Edward Goodrich Achesonwas born in Washington, PA on March 9, 1856. He was a charter member and President of the Society (1908-1909). He was granted 70 patents on devices, techniques, and compositions of matter in the fields of mechanics, electricity, electrochemistry, and colloid chemistry. A steady flow of patents were granted him from the age of 30 to 70.
His father's death required that he go the work at an early age. He worked as on various railroad jobs and did experiments after hours. Acheson became interested in the electrical field and decided to work for a manufacturer of electrical equipment. He first applied to Edward Weston who made electroplating dynamos but was turned down. Next he applied to Edison who put him to work on September 12, 1880 at his Menlo Park, NJ laboratory under John Kruesi (father of Paul Kruesi ECS Pres. 1928-1929). Acheson experimented on making a conducting carbon that Edison could use in his electric light bulbs. Edison recognized his inventive genius and advanced him quickly. As assistant chief engineer, Acheson spent 2½ years building generating plants and lamp factories in Europe.
He returned to New York in 1884 and became superintendent of a plant manufacturing lamps that competed with those invented by Edison. Acheson soon was on his own experimenting and inventing many new and useful things but none were to make his fortune until he discovered silicon carbide which he called Carborundum. It was found to be a better abrasive than any other known substance except diamond. In 1895 a plant was built in Niagara Falls and soon Carborundum was competitive with other abrasives.
Acheson continued to experiment and developed a process to make very pure graphite. The Acheson Graphite Co. was formed in 1899. In 1928 this company was merged with National Carbon Co.

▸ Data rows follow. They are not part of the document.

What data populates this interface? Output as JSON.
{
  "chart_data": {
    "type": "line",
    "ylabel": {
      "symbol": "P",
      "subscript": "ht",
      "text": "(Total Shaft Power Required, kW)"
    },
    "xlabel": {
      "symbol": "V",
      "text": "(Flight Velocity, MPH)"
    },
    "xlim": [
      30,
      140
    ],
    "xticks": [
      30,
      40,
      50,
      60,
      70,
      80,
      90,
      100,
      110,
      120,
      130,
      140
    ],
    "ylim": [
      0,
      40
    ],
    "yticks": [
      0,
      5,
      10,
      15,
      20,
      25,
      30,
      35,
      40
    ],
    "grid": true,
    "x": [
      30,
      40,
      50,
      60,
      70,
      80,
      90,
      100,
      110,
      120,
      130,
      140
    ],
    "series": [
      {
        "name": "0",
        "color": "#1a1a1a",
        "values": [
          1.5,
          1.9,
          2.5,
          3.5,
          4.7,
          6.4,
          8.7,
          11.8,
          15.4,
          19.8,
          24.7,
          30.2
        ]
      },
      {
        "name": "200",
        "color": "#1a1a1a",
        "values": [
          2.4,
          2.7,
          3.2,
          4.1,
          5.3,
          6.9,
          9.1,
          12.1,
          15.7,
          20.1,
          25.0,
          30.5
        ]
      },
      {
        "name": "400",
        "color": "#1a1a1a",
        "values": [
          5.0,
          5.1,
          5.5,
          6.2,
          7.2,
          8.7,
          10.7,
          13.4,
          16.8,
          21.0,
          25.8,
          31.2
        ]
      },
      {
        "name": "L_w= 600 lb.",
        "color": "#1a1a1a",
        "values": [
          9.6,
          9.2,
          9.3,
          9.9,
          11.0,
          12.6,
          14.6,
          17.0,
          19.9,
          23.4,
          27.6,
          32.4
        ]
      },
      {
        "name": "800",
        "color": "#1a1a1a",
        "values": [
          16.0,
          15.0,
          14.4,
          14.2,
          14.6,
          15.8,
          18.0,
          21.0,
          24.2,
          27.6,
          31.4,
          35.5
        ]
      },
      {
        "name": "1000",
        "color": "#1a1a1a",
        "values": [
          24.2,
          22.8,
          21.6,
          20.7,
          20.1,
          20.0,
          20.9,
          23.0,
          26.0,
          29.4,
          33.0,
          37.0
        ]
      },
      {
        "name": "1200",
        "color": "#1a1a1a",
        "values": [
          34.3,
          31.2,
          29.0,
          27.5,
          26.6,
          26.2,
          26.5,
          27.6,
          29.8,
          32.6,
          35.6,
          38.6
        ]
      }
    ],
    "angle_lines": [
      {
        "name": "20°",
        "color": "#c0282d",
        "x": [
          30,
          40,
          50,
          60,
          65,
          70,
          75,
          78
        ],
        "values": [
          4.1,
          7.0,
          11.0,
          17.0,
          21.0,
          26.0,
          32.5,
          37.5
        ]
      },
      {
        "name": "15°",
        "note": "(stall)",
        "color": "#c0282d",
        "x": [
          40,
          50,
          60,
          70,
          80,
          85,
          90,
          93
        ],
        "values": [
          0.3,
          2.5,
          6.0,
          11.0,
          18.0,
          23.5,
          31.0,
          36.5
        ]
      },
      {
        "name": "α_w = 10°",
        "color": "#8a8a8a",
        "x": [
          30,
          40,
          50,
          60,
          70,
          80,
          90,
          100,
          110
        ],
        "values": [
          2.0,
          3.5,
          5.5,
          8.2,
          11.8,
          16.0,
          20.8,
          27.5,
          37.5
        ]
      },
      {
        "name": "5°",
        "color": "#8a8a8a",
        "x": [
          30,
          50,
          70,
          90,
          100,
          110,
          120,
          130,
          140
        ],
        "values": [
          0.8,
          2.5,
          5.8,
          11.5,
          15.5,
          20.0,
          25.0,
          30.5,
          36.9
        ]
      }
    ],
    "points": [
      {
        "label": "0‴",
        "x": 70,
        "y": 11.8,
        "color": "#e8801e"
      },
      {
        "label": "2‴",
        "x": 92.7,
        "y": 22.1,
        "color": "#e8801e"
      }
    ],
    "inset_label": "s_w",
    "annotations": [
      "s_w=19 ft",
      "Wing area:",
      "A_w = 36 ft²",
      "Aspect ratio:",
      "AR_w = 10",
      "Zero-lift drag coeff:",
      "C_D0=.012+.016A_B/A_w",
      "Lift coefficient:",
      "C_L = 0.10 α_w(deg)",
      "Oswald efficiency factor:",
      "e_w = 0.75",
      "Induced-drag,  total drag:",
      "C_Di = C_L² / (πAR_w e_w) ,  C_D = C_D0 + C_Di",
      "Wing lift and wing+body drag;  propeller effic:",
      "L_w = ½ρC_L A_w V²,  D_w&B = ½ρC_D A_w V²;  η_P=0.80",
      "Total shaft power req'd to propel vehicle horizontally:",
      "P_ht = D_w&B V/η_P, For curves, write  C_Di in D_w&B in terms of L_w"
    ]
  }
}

Acheson also developed colloidal graphite products. Commercial forms were called Oildag and Aquadag manufactured by the Acheson Colloids Co.
Acheson received many honors and awards including the Perkin Medal and an honorary Doctor of Science degree. In 1928, Acheson provided funds to establish what is known as the Edward Goodrich Acheson Award. It is one of the highest honors the Society can bestow. Acheson himself was the first recipient in 1929. Over the years, the Acheson family has provided funds to maintain the Award as prestigious as any presented by other technical societies.